Water-Mediated Proton Transfer in Proteins: An FTIR Study of Bacteriorhodopsin

• Published in: Journal of the American Chemical Society Vol. 117; no. 7; pp. 2118 - 2119
• Main Authors: Kandori, Hideki, Yamazaki, Yoichi, Sasaki, Jun, Needleman, Richard, Lanyi, Janos K, Maeda, Akio
• Format: Journal Article
• Language: English
• Published: United States American Chemical Society 01.02.1995
• Subjects: 400102 > Chemical & Spectral Procedures; 550700 > Microbiology; ABSORPTION SPECTROSCOPY; BACTERIA; BASIC BIOLOGICAL SCIENCES; CHARGED-PARTICLE TRANSPORT; CHEMICAL BONDS; FOURIER TRANSFORM SPECTROMETERS; INFRARED SPECTRA; INORGANIC, ORGANIC, PHYSICAL AND ANALYTICAL CHEMISTRY; MEASURING INSTRUMENTS; MICROORGANISMS; ORGANIC COMPOUNDS; PIGMENTS; PROTEINS; PROTON TRANSPORT; RADIATION TRANSPORT; RHODOPSIN; SPECTRA; SPECTROMETERS; SPECTROSCOPY 400201 > Chemical & Physicochemical Properties
• ISSN: 0002-7863; 1520-5126
• DOI: 10.1021/ja00112a036

Fourier transform infrared (FTIR) spectroscopy was used to investigate structural changes of water that precede the initial proton transfer reaction in bacteriorhodopsin.
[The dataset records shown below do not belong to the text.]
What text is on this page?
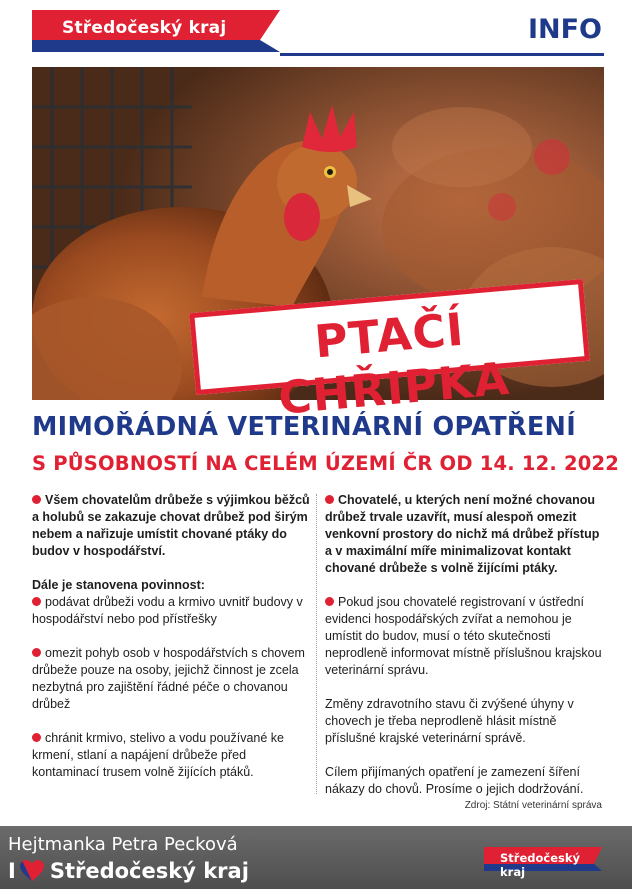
Středočeský kraj	INFO
PTAČÍ CHŘIPKA
MIMOŘÁDNÁ VETERINÁRNÍ OPATŘENÍ
S PŮSOBNOSTÍ NA CELÉM ÚZEMÍ ČR OD 14. 12. 2022

Všem chovatelům drůbeže s výjimkou běžců a holubů se zakazuje chovat drůbež pod širým nebem a nařizuje umístit chované ptáky do budov v hospodářství.

Dále je stanovena povinnost:
podávat drůbeži vodu a krmivo uvnitř budovy v hospodářství nebo pod přístřešky

omezit pohyb osob v hospodářstvích s chovem drůbeže pouze na osoby, jejichž činnost je zcela nezbytná pro zajištění řádné péče o chovanou drůbež

chránit krmivo, stelivo a vodu používané ke krmení, stlaní a napájení drůbeže před kontaminací trusem volně žijících ptáků.

Chovatelé, u kterých není možné chovanou drůbež trvale uzavřít, musí alespoň omezit venkovní prostory do nichž má drůbež přístup a v maximální míře minimalizovat kontakt chované drůbeže s volně žijícími ptáky.

Pokud jsou chovatelé registrovaní v ústřední evidenci hospodářských zvířat a nemohou je umístit do budov, musí o této skutečnosti neprodleně informovat místně příslušnou krajskou veterinární správu.

Změny zdravotního stavu či zvýšené úhyny v chovech je třeba neprodleně hlásit místně příslušné krajské veterinární správě.

Cílem přijímaných opatření je zamezení šíření nákazy do chovů. Prosíme o jejich dodržování.

Zdroj: Státní veterinární správa
Hejtmanka Petra Pecková
I Středočeský kraj
Středočeský kraj
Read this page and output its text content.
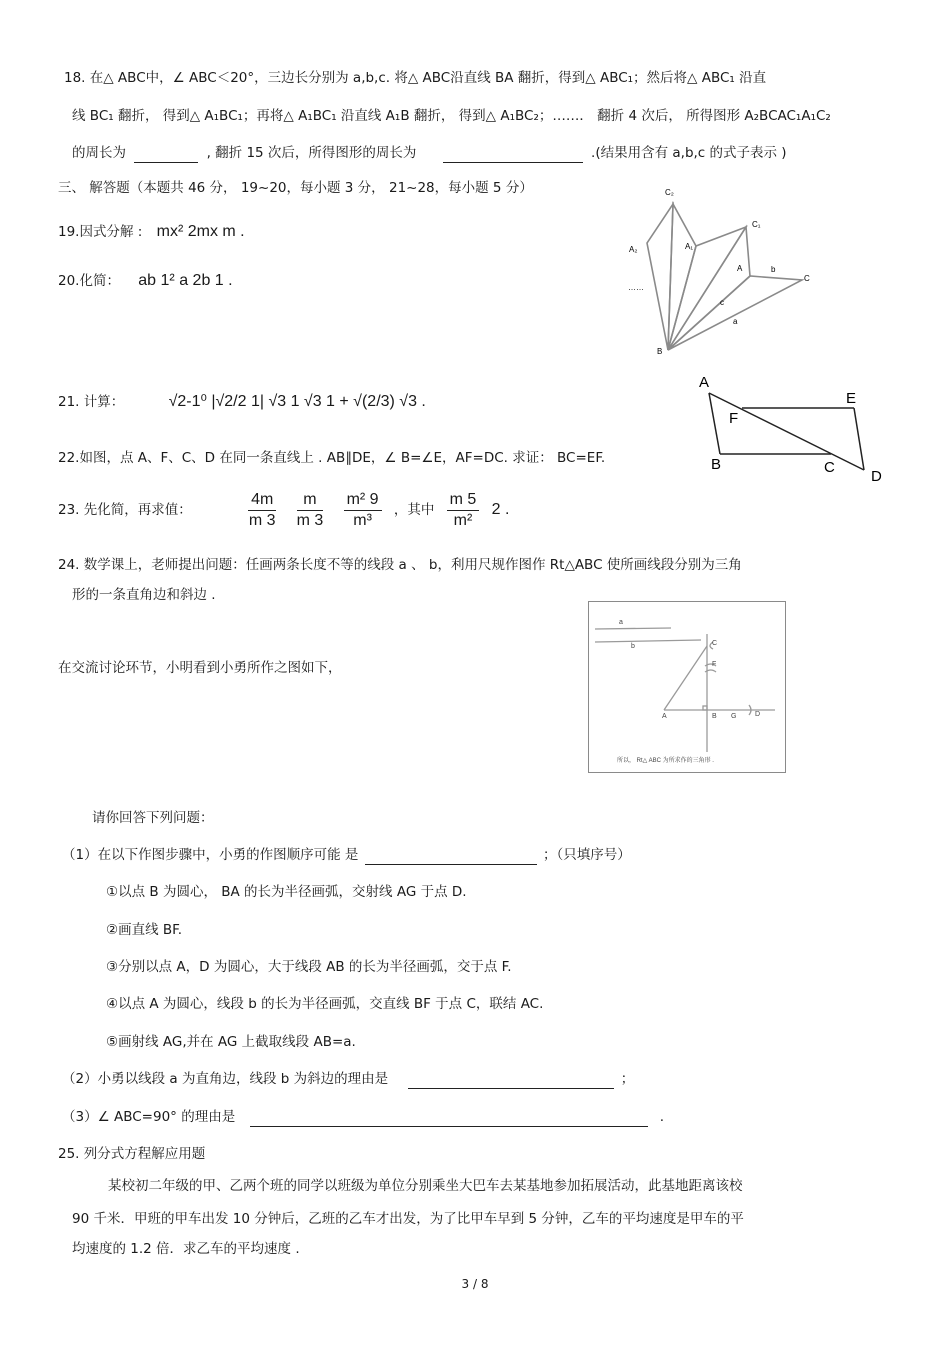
18. 在△ ABC中，∠ ABC＜20°，三边长分别为 a,b,c. 将△ ABC沿直线 BA 翻折，得到△ ABC₁；然后将△ ABC₁ 沿直
线 BC₁ 翻折， 得到△ A₁BC₁；再将△ A₁BC₁ 沿直线 A₁B 翻折， 得到△ A₁BC₂；……． 翻折 4 次后， 所得图形 A₂BCAC₁A₁C₂
的周长为	, 翻折 15 次后，所得图形的周长为	.(结果用含有 a,b,c 的式子表示 )
三、 解答题（本题共 46 分， 19~20，每小题 3 分， 21~28，每小题 5 分）
19.因式分解 : mx² 2mx m .
20.化简： ab 1² a 2b 1 .
21. 计算：	√2-1⁰ |√2/2 1| √3 1 √3 1 + √(2/3) √3 .
22.如图，点 A、F、C、D 在同一条直线上 . AB∥DE，∠ B=∠E，AF=DC. 求证： BC=EF.
23. 先化简，再求值：	$\frac{4m}{m 3}$
$\frac{m}{m 3}$
$\frac{\text{m² 9}}{\text{m³}}$ ，其中 $\frac{m 5}{\text{m²}} 2$ .
24. 数学课上，老师提出问题：任画两条长度不等的线段 a 、 b，利用尺规作图作 Rt△ABC 使所画线段分别为三角
形的一条直角边和斜边 .
在交流讨论环节，小明看到小勇所作之图如下，
请你回答下列问题：
（1）在以下作图步骤中，小勇的作图顺序可能 是	；（只填序号）
①以点 B 为圆心， BA 的长为半径画弧，交射线 AG 于点 D.
②画直线 BF.
③分别以点 A，D 为圆心，大于线段 AB 的长为半径画弧，交于点 F.
④以点 A 为圆心，线段 b 的长为半径画弧，交直线 BF 于点 C，联结 AC.
⑤画射线 AG,并在 AG 上截取线段 AB=a.
（2）小勇以线段 a 为直角边，线段 b 为斜边的理由是	；
（3）∠ ABC=90° 的理由是	.
25. 列分式方程解应用题
某校初二年级的甲、乙两个班的同学以班级为单位分别乘坐大巴车去某基地参加拓展活动，此基地距离该校
90 千米．甲班的甲车出发 10 分钟后，乙班的乙车才出发，为了比甲车早到 5 分钟，乙车的平均速度是甲车的平
均速度的 1.2 倍．求乙车的平均速度 .
C₂
C₁
A₂	A₁
A	b
C
c
a
B
……
A
E
F
B	C
D
a
b	C
F
A	B G	D
所以， Rt△ ABC 为所求作的三角形 .
3 / 8
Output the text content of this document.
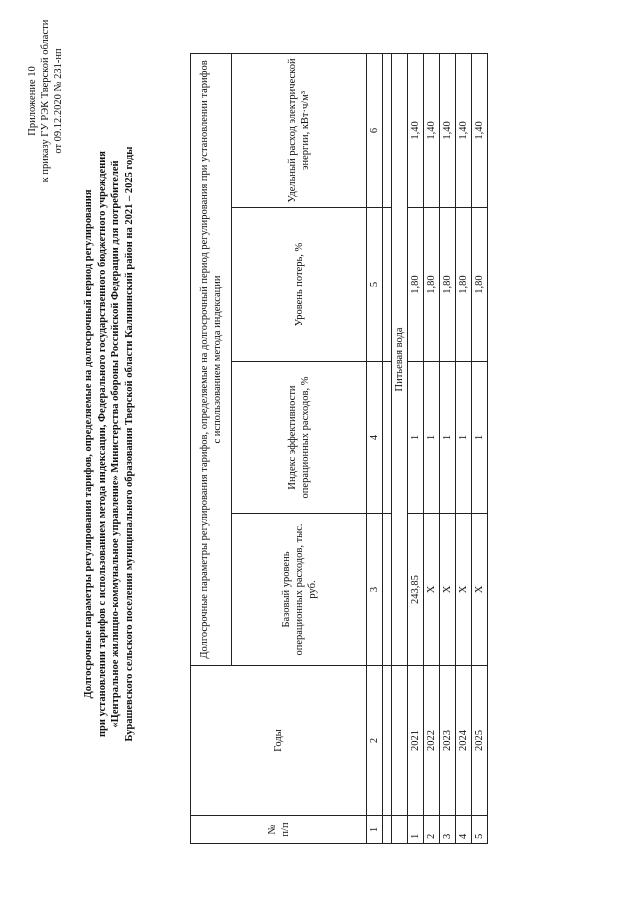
Приложение 10 к приказу ГУ РЭК Тверской области от 09.12.2020 № 231-нп
Долгосрочные параметры регулирования тарифов, определяемые на долгосрочный период регулирования при установлении тарифов с использованием метода индексации, Федерального государственного бюджетного учреждения «Центральное жилищно-коммунальное управление» Министерства обороны Российской Федерации для потребителей Бурашевского сельского поселения муниципального образования Тверской области Калининский район на 2021 – 2025 годы
№ п/п	Годы	Долгосрочные параметры регулирования тарифов, определяемые на долгосрочный период регулирования при установлении тарифов с использованием метода индексации			
		Базовый уровень операционных расходов, тыс. руб.	Индекс эффективности операционных расходов, %	Уровень потерь, %	Удельный расход электрической энергии, кВт·ч/м³
1	2	3	4	5	6

		Питьевая вода			
1	2021	243,85	1	1,80	1,40
2	2022	X	1	1,80	1,40
3	2023	X	1	1,80	1,40
4	2024	X	1	1,80	1,40
5	2025	X	1	1,80	1,40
The Asp212 arrow right Asn (D212N) protein under alkaline conditions where M is not formed (i.e., there is no proton transfer) was compared with the wild-type and Asp85 arrow right Asn (D85N) proteins at 170 K for the O-H stretching mode of water. The observed increase in the H-bonding strength of water is very small in D212N and absent in D85N, in contrast to the wild-type bacteriorhodopsin at the intermediate stage before proton transfer (L intermediate). On the basis of these results, we conclude that, besides H-bonding of a water molecule between the Schiff base and Asp85, the formation of H-bonding with Asp212 of the originally unbound O-H is required for the proton transfer.